"That the corruption of the best things produces the worst, is grown into a maxim, and is commonly proved, among other instances, by the pernicious effects of superstition and enthusiasm, the corruptions of true religion."
"I shall venture to affirm, that there never was a popular religion, which represented the state of departed souls in such a light, as would render it eligible for human kind, that there should be such a state. These fine models of religion are the mere product of philosophy. For as death lies between the eye and the prospect of futurity, that event is so shocking to nature, that it must throw a gloom on all the regions which lie beyond it; and suggest to the generality of mankind the idea of Cerberus and Furies; devils, and torrents of fire and brimstone."
"What a noble privilege is it of human reason to attain the knowledge of the supreme Being; and, from the visible works of nature, be enabled to infer so sublime a principle as its supreme Creator? But turn the reverse of the medal. Survey most nations and most ages. Examine the religious principles, which have, in fact, prevailed in the world. You will scarcely be persuaded, that they are any thing but sick men's dreams: Or perhaps will regard them more as the playsome whimsies of monkies in human shape, than the serious, positive, dogmatical asseverations of a being, who dignifies himself with the name of rational."
"Deacon King was tried for violating the Sabbath, and so hot was the debate that it was referred to the church council, which ultimately decided, after long and grave debate, that the deacon had committed a 'work of necessity and mercy.'"

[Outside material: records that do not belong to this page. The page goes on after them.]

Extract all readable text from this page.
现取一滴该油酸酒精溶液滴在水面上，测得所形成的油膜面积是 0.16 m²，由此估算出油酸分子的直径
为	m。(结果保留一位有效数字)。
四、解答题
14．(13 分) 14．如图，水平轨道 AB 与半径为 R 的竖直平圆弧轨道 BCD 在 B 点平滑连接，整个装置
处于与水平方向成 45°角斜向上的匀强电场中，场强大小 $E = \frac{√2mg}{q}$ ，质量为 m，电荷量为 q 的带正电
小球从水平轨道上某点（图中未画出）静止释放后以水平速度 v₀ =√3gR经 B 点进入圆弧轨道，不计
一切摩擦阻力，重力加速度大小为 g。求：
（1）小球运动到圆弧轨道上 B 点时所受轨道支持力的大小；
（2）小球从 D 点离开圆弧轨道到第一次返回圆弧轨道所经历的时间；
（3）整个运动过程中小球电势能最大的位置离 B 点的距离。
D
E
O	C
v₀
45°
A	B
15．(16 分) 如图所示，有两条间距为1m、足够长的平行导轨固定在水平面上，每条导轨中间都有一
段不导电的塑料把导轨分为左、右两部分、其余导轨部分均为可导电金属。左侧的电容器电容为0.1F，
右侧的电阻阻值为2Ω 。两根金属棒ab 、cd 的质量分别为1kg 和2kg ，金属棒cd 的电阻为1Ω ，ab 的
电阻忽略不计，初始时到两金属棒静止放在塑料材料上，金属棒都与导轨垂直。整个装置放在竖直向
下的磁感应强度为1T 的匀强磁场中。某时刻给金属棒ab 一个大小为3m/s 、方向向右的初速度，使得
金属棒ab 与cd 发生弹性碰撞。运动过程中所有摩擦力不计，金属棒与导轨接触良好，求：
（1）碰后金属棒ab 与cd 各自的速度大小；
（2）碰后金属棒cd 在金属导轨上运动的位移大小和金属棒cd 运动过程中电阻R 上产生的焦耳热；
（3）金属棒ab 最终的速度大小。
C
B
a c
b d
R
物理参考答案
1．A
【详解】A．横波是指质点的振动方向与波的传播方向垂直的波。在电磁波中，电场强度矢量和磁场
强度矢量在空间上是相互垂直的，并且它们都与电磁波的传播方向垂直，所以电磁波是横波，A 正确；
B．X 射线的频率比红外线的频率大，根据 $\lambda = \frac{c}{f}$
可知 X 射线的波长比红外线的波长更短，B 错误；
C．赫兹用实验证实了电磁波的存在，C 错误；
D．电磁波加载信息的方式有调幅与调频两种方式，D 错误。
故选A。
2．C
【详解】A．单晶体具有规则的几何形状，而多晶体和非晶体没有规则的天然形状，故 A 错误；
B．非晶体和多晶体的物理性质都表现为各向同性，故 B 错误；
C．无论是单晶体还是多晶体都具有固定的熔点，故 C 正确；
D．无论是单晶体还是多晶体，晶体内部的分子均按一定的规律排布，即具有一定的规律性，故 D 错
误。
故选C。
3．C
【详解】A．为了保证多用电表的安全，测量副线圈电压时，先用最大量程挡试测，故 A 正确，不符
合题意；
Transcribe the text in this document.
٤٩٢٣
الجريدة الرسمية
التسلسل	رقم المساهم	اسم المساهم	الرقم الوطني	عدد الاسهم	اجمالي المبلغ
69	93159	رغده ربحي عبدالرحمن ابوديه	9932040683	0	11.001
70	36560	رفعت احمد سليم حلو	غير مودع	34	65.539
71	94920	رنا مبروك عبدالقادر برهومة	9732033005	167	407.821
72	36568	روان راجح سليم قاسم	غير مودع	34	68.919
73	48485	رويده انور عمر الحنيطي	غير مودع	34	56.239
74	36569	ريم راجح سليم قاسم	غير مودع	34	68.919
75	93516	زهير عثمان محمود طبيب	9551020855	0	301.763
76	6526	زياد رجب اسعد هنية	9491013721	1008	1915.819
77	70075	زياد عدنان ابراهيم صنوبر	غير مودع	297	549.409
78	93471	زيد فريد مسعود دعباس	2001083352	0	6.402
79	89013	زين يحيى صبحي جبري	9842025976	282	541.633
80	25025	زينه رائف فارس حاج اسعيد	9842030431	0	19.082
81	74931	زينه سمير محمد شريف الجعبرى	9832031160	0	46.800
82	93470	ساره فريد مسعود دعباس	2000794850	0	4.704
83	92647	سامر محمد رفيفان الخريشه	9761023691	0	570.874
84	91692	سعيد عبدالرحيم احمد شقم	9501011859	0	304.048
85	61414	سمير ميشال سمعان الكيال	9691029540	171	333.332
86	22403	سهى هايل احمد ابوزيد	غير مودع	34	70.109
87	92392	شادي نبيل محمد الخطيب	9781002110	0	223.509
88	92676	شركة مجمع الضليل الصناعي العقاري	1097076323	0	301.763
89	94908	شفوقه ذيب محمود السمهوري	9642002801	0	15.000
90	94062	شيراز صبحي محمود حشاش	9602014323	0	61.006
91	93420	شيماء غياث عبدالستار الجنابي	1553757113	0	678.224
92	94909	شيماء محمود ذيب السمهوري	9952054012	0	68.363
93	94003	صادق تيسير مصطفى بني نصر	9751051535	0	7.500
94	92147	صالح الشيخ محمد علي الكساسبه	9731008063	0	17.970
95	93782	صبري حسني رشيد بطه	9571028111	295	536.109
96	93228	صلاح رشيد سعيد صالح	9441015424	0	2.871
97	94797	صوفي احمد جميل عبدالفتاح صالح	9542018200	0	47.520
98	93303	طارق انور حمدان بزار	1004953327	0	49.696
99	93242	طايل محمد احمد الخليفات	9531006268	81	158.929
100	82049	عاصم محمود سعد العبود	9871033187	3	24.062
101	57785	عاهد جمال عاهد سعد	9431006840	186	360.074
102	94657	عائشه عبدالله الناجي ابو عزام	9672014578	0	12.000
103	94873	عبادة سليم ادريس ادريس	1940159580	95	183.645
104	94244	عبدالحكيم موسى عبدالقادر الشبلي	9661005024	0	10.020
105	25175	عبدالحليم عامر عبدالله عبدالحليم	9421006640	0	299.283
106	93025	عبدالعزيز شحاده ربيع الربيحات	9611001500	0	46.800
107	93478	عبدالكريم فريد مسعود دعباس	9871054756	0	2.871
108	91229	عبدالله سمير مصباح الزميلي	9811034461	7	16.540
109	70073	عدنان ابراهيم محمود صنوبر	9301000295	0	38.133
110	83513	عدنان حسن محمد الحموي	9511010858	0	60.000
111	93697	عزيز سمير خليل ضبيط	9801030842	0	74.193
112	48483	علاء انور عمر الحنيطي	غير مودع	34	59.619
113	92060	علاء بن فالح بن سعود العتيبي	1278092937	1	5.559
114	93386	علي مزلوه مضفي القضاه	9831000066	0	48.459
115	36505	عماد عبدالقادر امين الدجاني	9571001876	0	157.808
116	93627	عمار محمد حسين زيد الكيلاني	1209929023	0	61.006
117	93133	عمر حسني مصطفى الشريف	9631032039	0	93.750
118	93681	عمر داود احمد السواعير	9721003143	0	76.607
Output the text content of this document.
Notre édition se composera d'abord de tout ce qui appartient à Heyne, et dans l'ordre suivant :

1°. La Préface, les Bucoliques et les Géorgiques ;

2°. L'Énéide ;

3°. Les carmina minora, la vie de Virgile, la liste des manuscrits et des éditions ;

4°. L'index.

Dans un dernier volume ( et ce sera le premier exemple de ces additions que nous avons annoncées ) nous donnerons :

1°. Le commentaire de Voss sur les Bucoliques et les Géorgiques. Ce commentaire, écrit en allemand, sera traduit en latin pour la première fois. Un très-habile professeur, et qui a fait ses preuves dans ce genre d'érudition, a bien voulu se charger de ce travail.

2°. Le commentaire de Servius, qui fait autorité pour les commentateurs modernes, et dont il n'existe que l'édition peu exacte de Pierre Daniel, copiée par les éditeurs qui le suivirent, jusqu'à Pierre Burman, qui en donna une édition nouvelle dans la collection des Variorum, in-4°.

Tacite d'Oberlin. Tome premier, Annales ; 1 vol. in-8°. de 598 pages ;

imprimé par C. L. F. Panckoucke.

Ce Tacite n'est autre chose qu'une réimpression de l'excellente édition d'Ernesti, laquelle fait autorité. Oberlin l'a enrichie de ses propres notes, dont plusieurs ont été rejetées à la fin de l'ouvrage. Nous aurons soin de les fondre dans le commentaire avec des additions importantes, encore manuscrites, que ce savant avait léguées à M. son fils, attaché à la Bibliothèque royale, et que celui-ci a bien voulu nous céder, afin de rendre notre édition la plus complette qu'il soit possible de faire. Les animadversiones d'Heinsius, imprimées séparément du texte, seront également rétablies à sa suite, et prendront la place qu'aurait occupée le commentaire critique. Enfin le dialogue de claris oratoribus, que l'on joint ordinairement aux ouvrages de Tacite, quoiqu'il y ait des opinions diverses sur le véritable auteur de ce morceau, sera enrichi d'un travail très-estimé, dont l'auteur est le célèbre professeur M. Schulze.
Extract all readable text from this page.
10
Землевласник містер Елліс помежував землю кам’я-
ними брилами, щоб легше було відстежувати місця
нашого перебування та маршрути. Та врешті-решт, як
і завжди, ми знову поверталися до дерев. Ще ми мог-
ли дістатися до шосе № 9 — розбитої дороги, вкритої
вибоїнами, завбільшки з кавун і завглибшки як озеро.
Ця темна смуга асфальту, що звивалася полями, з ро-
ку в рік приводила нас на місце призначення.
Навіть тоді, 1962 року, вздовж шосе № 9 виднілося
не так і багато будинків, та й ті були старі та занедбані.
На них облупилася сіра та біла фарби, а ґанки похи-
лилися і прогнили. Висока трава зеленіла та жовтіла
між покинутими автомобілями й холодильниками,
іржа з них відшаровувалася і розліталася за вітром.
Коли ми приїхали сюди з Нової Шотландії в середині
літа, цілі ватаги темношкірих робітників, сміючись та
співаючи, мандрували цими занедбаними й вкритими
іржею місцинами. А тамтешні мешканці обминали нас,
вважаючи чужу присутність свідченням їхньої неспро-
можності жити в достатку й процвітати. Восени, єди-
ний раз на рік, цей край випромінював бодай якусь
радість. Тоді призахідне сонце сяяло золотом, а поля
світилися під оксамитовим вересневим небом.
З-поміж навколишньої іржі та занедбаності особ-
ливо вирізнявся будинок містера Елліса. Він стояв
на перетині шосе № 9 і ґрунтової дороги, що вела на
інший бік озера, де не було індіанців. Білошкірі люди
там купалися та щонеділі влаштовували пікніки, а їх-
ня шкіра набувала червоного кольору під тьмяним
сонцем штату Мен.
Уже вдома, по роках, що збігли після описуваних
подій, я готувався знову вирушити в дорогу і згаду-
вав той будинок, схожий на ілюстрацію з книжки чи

"Mead had studied for the ministry, but had lost his faith and took great delight in blasphemy. Capt. Charles H. Frady, pioneer missionary, held a meeting here and brought Mead back into the fold. He then became so devout that, one Sunday, when he happened upon a swimming party, he shot at the people in the river, and threatened to kill anyone he again caught desecrating the Sabbath."
"Adjoining a refreshment stand ... is a small frame ice house ... with a whitewashed advertisement on its brown front stating, simply, "Ice. Glory to Jesus." The proprietor of the establishment is a religious man who has seized the opportunity to broadcast his business and his faith at the same time."
"When the Revolutionaries ran short of gun wadding the Rev. James Caldwell ... broke open the church doors and seized an armful of Watts' hymnbooks. The preacher threw them to the soldiers and shouted, "Give 'em Watts, boys--give 'em Watts!"
"[T]he Congregational minister in a neighboring town definitely stated that 'the same spirit which drove the herd of swine into the sea drove the Baptists into the water, and that they were hurried along by the devil until the rite was performed.'"
"Our knowledge of the historical worth of certain religious doctrines increases our respect for them, but does not invalidate our proposal that they should cease to be put forward as the reasons for the precepts of civilization. On the contrary! Those historical residues have helped us to view religious teachings, as it were, as neurotic relics, and we may now argue that the time has probably come, as it does in an analytic treatment, for replacing the effects of repression by the results of the rational operation of the intellect."
"Culture's essential service to a religion is to destroy intellectual idolatry, the recurrent tendency in religion to replace the object of its worship with its present understanding and forms of approach to that object."
"Religion! How it dominates man's mind, how it humiliates and degrades his soul. God is everything, man is nothing, says religion. But out of that nothing God has created a kingdom so despotic, so tyrannical, so cruel, so terribly exacting that naught but gloom and tears and blood have ruled the world since gods began."
"By Jesus's time the Law of Moses, originally established for the government of a semi-barbarous nation of herdsmen and hill-farmers, resembled a petulant great-grandfather who tries to govern a family business from his sick-bed in the chimney-corner, unaware of the changes that have taken place in the world since he was able to get about: his authority must not be questioned, yet his orders, since no longer relevant, must be reinterpreted in another sense, if the business is not to go bankrupt. When the old man says, for instance: "It is time for the women to grind their lapfuls of millet in the querns", this is taken to mean: "It is time to send the sacks of wheat to the water-mill."